As the blows continue, it rocks for many the solid and stable ground they once stood on; for others it shakes their faith and hope for change. Change has many paths, and transformation requires a choice. The pain of “Bloody Sunday” was a loud wakeup call for many. Although with dimming hope and bleeding hearts, the traces of good among evil shyly come out. If one could bypass the hurt and circumvent the pain, one can almost get a glimpse of the gain.
On the surface much doesn’t seem to have changed. I try hard to see under the rubble the traces of change that I feel. Those who were for so long silent now speak out. Those who lived in fear and terror now find comfort in the many around them and become braver. The many who never took risks now risk their lives. Even those who were once happy to receive the readymade answers now have doubt and even questions. I ask, “Is that not change?”
Questions and questioning are gaining more ground on the Egyptian scene. There are more people thinking, more questions being asked and more fingers pointed at the right root causes. There is a growing demand for real actions and growing dissent with cosmetic appeasing responses. For certain there is change. A new Egyptian commonsense is evolving. Traces of accountability and demands for more transparency are slowly but surely creeping in. Everyone must recalculate, readjust and react. The values of integrity, transparency and accountability are all being redefined. More significant are the collective changes and the collective choices Egyptians will make.

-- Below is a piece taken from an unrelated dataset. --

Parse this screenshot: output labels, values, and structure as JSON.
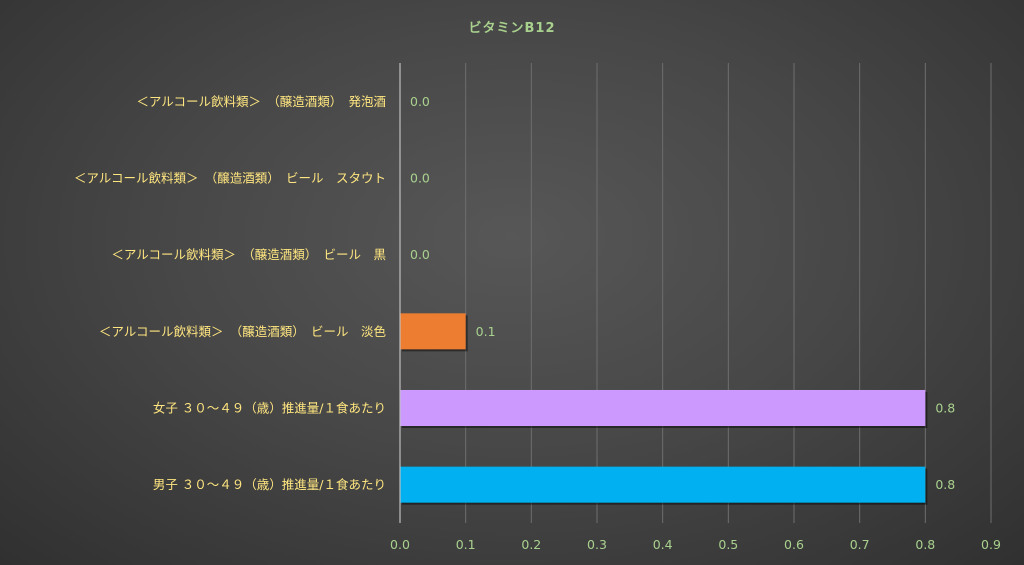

In the midst of a critical week, and as candidates for parliament started registering Tuesday, the weak are trying hard to divert attention from the important task at hand. The worst will always change last and only when they have to. Sadly, more confrontations are to be expected as the registration comes to an end next week and the month ahead of elections closes in. On the other hand, like the many incidents before, they will only serve to uncover more of the reality and summon all Egyptians to wake up to the task ahead. Egyptians are learning the hard way that crisis deepens the learning process. We are now facing the challenges of learning a new way of life. We find ourselves trying to assimilate what we learn every day to deal with the rapid ups and downs, and we learn to filter what we hear and what we see with newly acquired skills. Slowly information turns into knowledge, and with that we will learn how to choose the way forward. There is always light after darkness.